Draft of part one of a children's story
Once, not so long ago and not so far away lived a people, who were called, by the people who met them, the Ongo Bongo people. The Ongo Bongo People lived on an island called Ongo Bongo Island. The Ongo Bongo people were very simple people, they did not have cars and they did not have phones. They did not have computers and they did not have television. They lived in huts they built themselves with the wood from the Ongo Bongo Tree. They ate the fruit that grew on the Ongo Bongo tree and they ate eggs laid by the Ongo Bongo Bird. They drank milk from goats that lived on the island but because they were very simple and could not remember words for different things so they called goats, the Ongo Bongo Beast.
Illustration - Ongo Bongo Island
Not many people visited Ongo Bongo Island so the Ongo Bongo people didn't know about cars or phones or computers or television, so they didn't miss them. When people did come to the island they found the Ongo Bongo people very peculiar and did not stay long. Why other people found them so peculiar was because the Ongo Bongo people were very simple and they could not remember many words. When an Ongo Bongo Person wanted to say something that they couldn't remember the word for they would say, “Ongo Bongo” instead. They would say Ongo Bongo in a way that sounded like the thing they were talking about.
If they wanted to say something happy, they would say, “Ongo Bongo!” happily and loudly.
If they wanted to sound serious they would say, “Ongo Bongo” very seriously.
And if they wanted to say something sad they would say, “Ongo Bongo” very sadly.
The Ongo Bongo people forgot words a lot, especially if they got confused or upset and if they got angry, some times they forgot words forever. This was very confusing for people who did not live on Ongo Bongo island so they preferred to stay away.
Illustration - ship sailing past Ongo Bongo island.
The Ongo Bongo people were very busy and there were lots of jobs for the them to do. They built houses from the Ongo Bongo tree, they collected eggs from the Ongo Bongo bird and they milked the Ongo Bongo beast. These were jobs that all the Ongo Bongo People did but some had other jobs. They had a man whose job it was catch fish and they had a man whose job it was bake bread. The two most important jobs on the island were the Teacher and the Mayor. There were only a few special jobs and lots of people who wanted to do them so when someone new was needed to do a job the Ongo Bongos had to decide who would do it.

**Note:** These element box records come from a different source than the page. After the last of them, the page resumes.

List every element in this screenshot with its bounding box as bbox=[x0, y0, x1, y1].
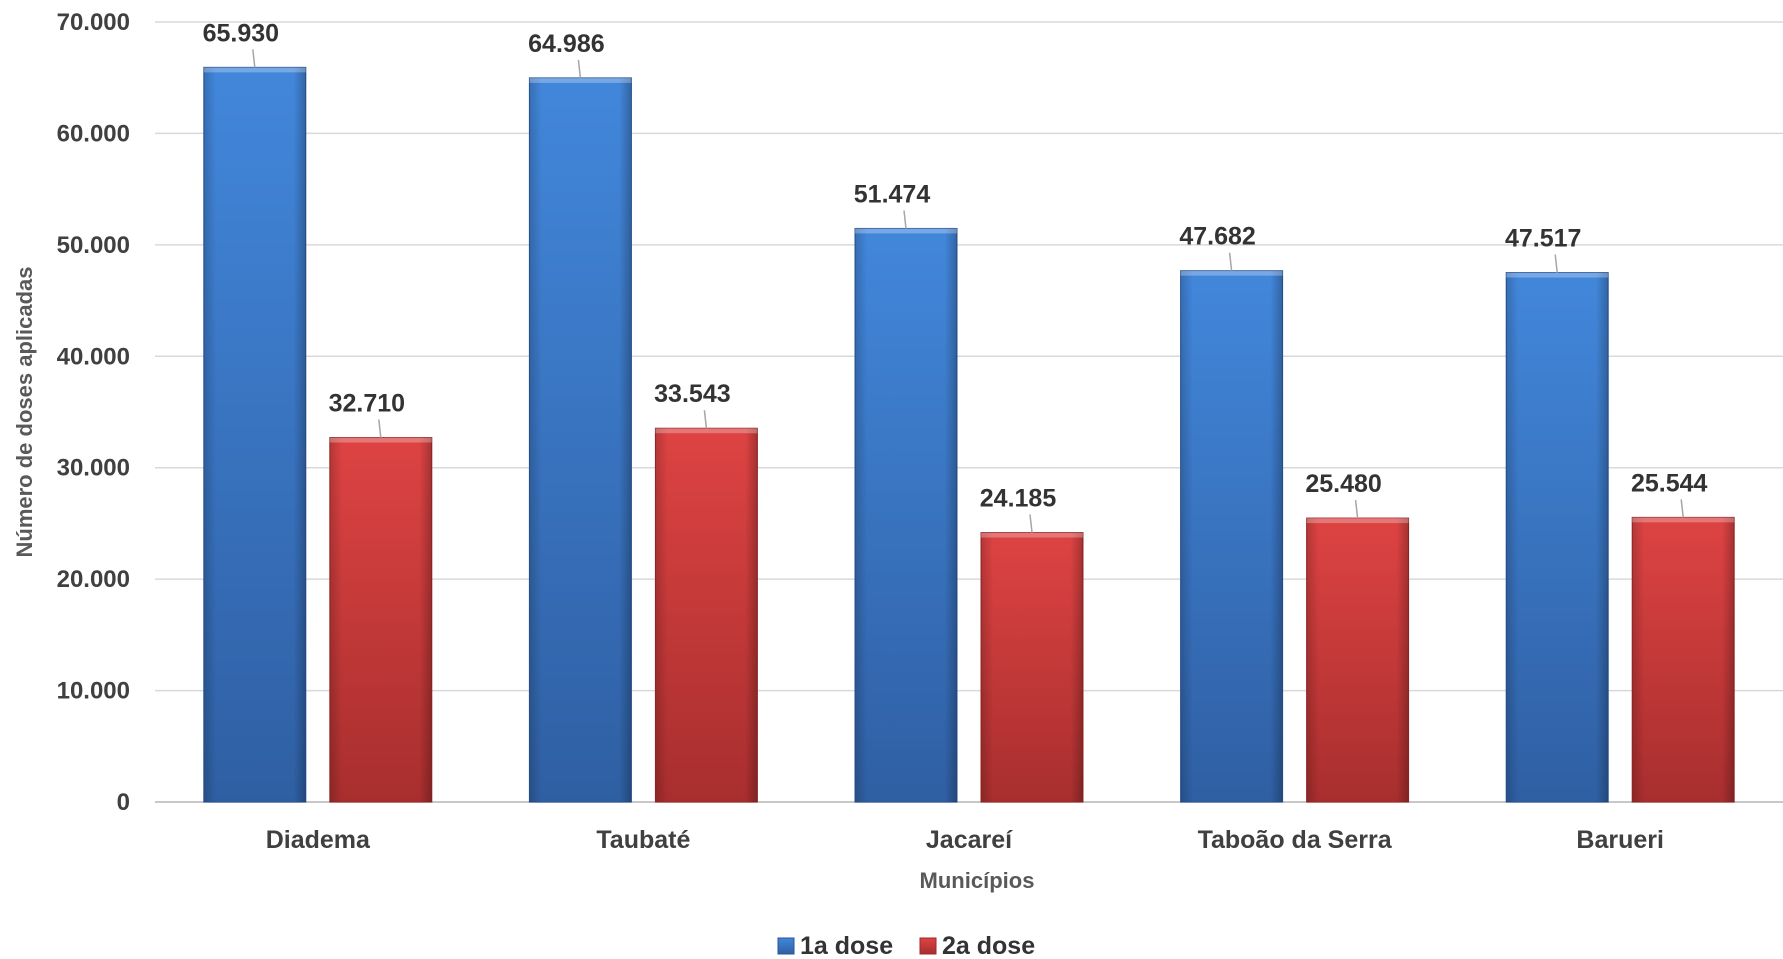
bar-top-highlight bbox=[981, 532, 1083, 538]
legend-swatch bbox=[777, 937, 795, 955]
bar-shading bbox=[203, 67, 306, 802]
data-label: 47.682 bbox=[1179, 223, 1255, 251]
data-label: 32.710 bbox=[329, 390, 405, 418]
data-label-leader bbox=[1680, 499, 1684, 518]
bar-shading bbox=[529, 77, 632, 802]
data-label-leader bbox=[903, 210, 907, 229]
x-axis-categories: Diadema Taubaté Jacareí Taboão da Serra Baru… bbox=[266, 826, 1664, 854]
bar-top-highlight bbox=[203, 67, 306, 73]
legend-label: 2a dose bbox=[942, 932, 1035, 959]
y-axis-title: Número de doses aplicadas bbox=[12, 267, 37, 558]
data-label: 25.544 bbox=[1631, 469, 1708, 497]
x-axis-title: Municípios bbox=[920, 868, 1035, 893]
legend-item-first-dose: 1a dose bbox=[777, 932, 893, 959]
legend: 1a dose 2a dose bbox=[777, 932, 1035, 959]
data-label: 33.543 bbox=[654, 380, 730, 408]
data-label-leader bbox=[1354, 499, 1359, 519]
x-category-label: Taboão da Serra bbox=[1198, 826, 1393, 854]
x-category-label: Taubaté bbox=[596, 826, 690, 854]
data-label: 24.185 bbox=[980, 485, 1057, 513]
bar-shading bbox=[1306, 518, 1409, 802]
y-tick-label: 0 bbox=[117, 789, 130, 816]
data-label-leader bbox=[252, 49, 256, 68]
data-label: 25.480 bbox=[1305, 470, 1381, 498]
bar-shading bbox=[1632, 517, 1735, 802]
bar-top-highlight bbox=[1306, 518, 1409, 524]
legend-label: 1a dose bbox=[800, 932, 893, 959]
data-label: 64.986 bbox=[528, 30, 604, 58]
bar-top-highlight bbox=[329, 437, 432, 443]
bar-shading bbox=[1180, 270, 1283, 802]
x-category-label: Diadema bbox=[266, 826, 371, 854]
data-label-leader bbox=[577, 59, 582, 78]
data-label: 47.517 bbox=[1505, 225, 1581, 253]
bar-top-highlight bbox=[655, 428, 758, 434]
x-category-label: Jacareí bbox=[926, 826, 1013, 854]
data-label: 65.930 bbox=[203, 19, 279, 47]
bar-top-highlight bbox=[1180, 270, 1283, 276]
legend-item-second-dose: 2a dose bbox=[919, 932, 1035, 959]
y-tick-label: 10.000 bbox=[57, 678, 130, 705]
x-category-label: Barueri bbox=[1576, 826, 1664, 854]
y-tick-label: 20.000 bbox=[57, 566, 130, 593]
y-tick-label: 40.000 bbox=[57, 343, 130, 370]
data-label-leader bbox=[378, 419, 382, 438]
data-label: 51.474 bbox=[854, 180, 931, 208]
bar-top-highlight bbox=[1506, 272, 1609, 278]
legend-swatch bbox=[919, 937, 937, 955]
bars bbox=[203, 66, 1735, 803]
y-tick-label: 60.000 bbox=[57, 120, 130, 147]
bar-top-highlight bbox=[855, 228, 957, 234]
data-label-leader bbox=[1029, 514, 1033, 533]
bar-shading bbox=[981, 532, 1083, 802]
y-axis-ticks: 0 10.000 20.000 30.000 40.000 50.000 60.000 70.… bbox=[57, 9, 130, 816]
bar-shading bbox=[855, 228, 957, 803]
data-label-leader bbox=[1554, 254, 1558, 273]
y-tick-label: 70.000 bbox=[57, 9, 130, 36]
data-label-leader bbox=[703, 410, 708, 429]
data-labels: 65.930 32.710 64.986 33.543 51.474 24.185 47.6… bbox=[203, 19, 1708, 533]
data-label-leader bbox=[1228, 252, 1233, 271]
bar-shading bbox=[329, 437, 432, 802]
bar-shading bbox=[655, 428, 758, 802]
bar-shading bbox=[1506, 272, 1609, 802]
bar-top-highlight bbox=[1632, 517, 1735, 523]
y-tick-label: 50.000 bbox=[57, 232, 130, 259]
bar-top-highlight bbox=[529, 77, 632, 83]
y-tick-label: 30.000 bbox=[57, 455, 130, 482]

The way they decided who would do a job was also very peculiar they would ask the person to talk about the job but because the Ongo Bongos could not remember many words, most of the time they would just say, “Ongo Bongo”.

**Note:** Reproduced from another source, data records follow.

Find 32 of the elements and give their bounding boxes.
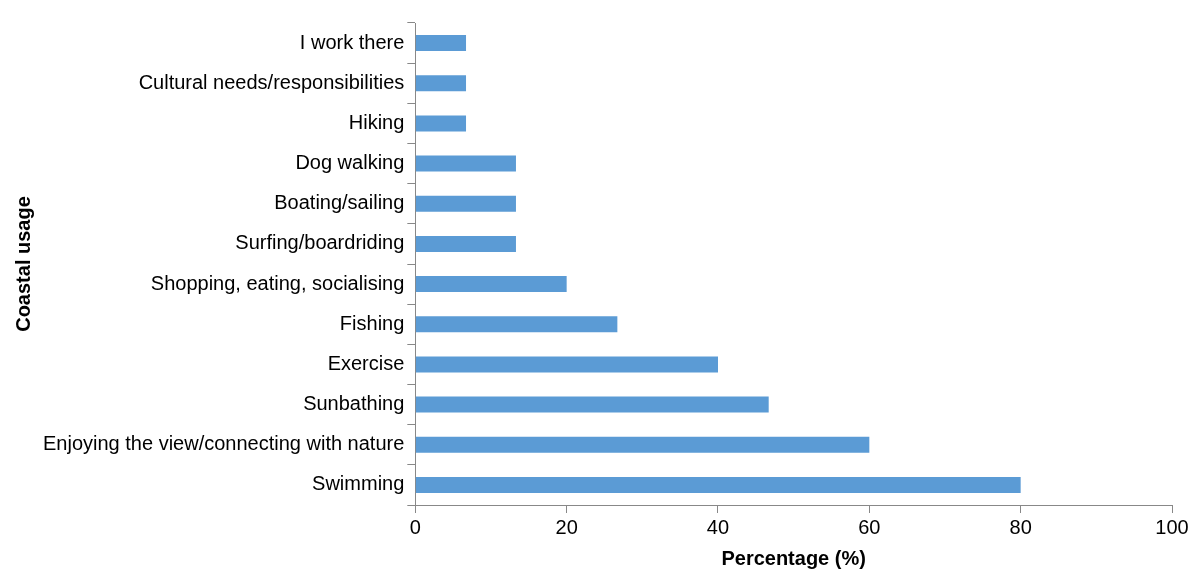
bar: [415, 35, 467, 52]
y-tick-label: Sunbathing: [303, 392, 405, 415]
bar: [415, 436, 870, 453]
x-tick-label: 60: [858, 515, 881, 538]
y-tick-label: Hiking: [348, 110, 405, 133]
x-tick-label: 0: [409, 515, 421, 538]
y-tick-label: Fishing: [339, 311, 405, 334]
y-tick-label: Dog walking: [295, 151, 405, 174]
y-axis-title: Coastal usage: [11, 196, 34, 332]
bar: [415, 316, 618, 333]
y-tick-label: Enjoying the view/connecting with nature: [43, 432, 405, 455]
x-tick-label: 80: [1009, 515, 1032, 538]
x-axis-title: Percentage (%): [721, 546, 866, 569]
bar: [415, 356, 718, 373]
bar: [415, 235, 516, 252]
y-tick-label: Shopping, eating, socialising: [150, 271, 405, 294]
y-tick-label: Boating/sailing: [274, 191, 405, 214]
bar: [415, 155, 516, 172]
bar: [415, 396, 769, 413]
x-tick-label: 40: [706, 515, 730, 538]
bar: [415, 115, 467, 132]
y-tick-label: I work there: [299, 30, 405, 53]
y-tick-label: Surfing/boardriding: [235, 231, 405, 254]
y-tick-label: Exercise: [327, 351, 405, 374]
bar: [415, 476, 1021, 493]
bar: [415, 195, 516, 212]
x-tick-label: 20: [555, 515, 578, 538]
y-tick-label: Swimming: [312, 472, 405, 495]
bar: [415, 276, 567, 293]
x-tick-label: 100: [1155, 515, 1189, 538]
bar: [415, 75, 467, 92]
y-tick-label: Cultural needs/responsibilities: [138, 70, 405, 93]
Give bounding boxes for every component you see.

The fisherman would be be the person who could say, “Ongo Bongo” in a way that made them sound like they could catch more fish.
The baker was the man who could say, “Ongo Bongo” in a way that made them sound like they could bake bread.
The teacher would be the person who could say, “Ongo Bongo” in a way that made them sound very wise.
The Mayor would be the person who could say, “Ongo Bongo” in the way that made him sound very honest.
Illustration - Ongo Bongo jobs
Asking someone to say, “Ongo Bongo” isn't a very good way to decide who does which job. Luckily the baker and the fisherman both worked hard and were good at their jobs so the Ongo Bongos did not get hungry.
No one really knew how good the teacher and the Mayor were at there jobs because it’s not so easy tell. Sometime someone would think the Mayor the or teacher was not doing their job well but they were both very good at saying, “Ongo Bongo” so they kept their jobs.
The Ongo Bongos didn’t need cars or computers and for along time, were quite happy, living in their huts. They ate their eggs and fruit. They ate the fish that the fisherman caught and bread that the baker baked.
Then one day the fisherman, who was called Clive, saw something very strange as he took his boat to the bay to go fishing. It was a dark cloud in the sky over the sea, it meant a storm was coming so Clive went home and told the others about what he saw. They thanked Clive and all went home so they would be safe. None of them knew that the storm would change life on Ongo Bogo Island forever.